On the face of it, saying that The Shining is a coded explanation for Kubrick having staged the moon landing–with 2001: A Space Odyssey as a research project, of course–is ridiculous. In Room 237, the theorists don’t so much make convincing arguments to sway the audience as much as they prove that it’s possible to think too hard about even the greatest of movies if all you’re looking for is a definitive answer where none exists. What makes art so special is that we can debate it at its finest, feverishly and endlessly. Some films don’t need or deserve intense mental exploration, but everything Stanley Kubrick made earns its status as something worth sparking critical conversation. Room 237 is less about standard-issue criticism and more about a neverending quest to theoretical validation, one that can never be achieved. Kubrick having passed away nearly 15 years ago, we’ll never know if The Shining really was about the Holocaust or any of the other theories. We can guess that the people highlighted here are crackpots, or we can rewatch The Shining, see all the clues they spotted and begin to wonder ourselves.

shining-forwards-backwards-620x

But of course, even if Stanley Kubrick was still alive, we’d have no idea if the theories in Room 237 were what he intended.
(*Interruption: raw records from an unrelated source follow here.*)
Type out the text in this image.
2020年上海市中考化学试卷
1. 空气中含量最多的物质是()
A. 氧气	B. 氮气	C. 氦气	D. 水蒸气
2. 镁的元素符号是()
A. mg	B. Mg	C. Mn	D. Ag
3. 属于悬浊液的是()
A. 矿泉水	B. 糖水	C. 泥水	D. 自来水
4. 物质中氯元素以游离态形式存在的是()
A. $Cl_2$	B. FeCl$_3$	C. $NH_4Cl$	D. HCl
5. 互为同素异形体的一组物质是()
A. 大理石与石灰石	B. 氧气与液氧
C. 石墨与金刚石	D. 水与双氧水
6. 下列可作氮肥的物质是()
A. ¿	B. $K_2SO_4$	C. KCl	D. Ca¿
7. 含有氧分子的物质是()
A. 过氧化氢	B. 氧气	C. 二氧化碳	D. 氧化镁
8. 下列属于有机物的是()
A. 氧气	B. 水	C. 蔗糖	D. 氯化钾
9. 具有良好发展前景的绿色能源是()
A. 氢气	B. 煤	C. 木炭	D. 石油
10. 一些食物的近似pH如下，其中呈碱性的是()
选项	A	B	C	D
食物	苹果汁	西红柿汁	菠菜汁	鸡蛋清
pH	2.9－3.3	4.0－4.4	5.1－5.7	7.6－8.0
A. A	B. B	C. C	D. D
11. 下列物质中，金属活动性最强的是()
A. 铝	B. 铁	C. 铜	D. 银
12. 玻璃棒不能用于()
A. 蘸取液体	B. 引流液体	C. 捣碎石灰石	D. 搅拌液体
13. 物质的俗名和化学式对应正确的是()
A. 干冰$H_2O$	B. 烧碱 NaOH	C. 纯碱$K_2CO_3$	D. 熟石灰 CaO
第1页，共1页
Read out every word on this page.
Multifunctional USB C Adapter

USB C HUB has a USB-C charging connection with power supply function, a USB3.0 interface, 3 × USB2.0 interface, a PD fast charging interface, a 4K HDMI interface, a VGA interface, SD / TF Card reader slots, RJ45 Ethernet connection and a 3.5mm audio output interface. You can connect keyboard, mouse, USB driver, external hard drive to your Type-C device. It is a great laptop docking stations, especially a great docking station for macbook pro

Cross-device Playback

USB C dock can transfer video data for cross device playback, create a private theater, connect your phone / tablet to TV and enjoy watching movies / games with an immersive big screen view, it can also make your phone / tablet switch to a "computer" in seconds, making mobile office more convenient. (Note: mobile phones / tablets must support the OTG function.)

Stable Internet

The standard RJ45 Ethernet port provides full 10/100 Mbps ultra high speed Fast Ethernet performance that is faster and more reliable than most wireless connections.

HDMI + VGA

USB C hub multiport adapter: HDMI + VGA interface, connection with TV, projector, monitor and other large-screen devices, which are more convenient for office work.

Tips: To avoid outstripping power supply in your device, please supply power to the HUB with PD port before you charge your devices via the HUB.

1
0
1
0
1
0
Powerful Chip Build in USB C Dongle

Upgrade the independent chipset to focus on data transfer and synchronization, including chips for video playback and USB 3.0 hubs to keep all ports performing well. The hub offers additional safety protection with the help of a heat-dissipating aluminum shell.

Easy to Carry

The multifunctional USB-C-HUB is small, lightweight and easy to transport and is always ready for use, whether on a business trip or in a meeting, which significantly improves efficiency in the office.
Kubrick was well-known as a reclusive filmmaker, able to make some of the most memorable, iconic films in Western cinema without having to compromise his principles. He often trafficked in the unknowable, works of art that cannot easily be pinned down. Room 237 is a truly excellent examination of five people, representative of so many more, who won’t be satisfied with not knowing, not being sure that The Shining has meaning beyond being an intense horror film. Maybe they find the surface-level story disappointing, or maybe they just expect there to be more than what’s on the screen. Their theories may sound hackneyed, but they’re a microcosm of modern popular culture, where we can’t help but analyze new works to death. It’s easy to scoff at the men and woman in Room 237, until we admit that we’re guilty of such overanalytic thought. If any one filmmaker deserved such scouring, it’s Kubrick. The topics brought up here don’t get resolved–how could they ever?–but the debate over what The Shining meant (or if it meant anything at all) will rage on for time immemorial.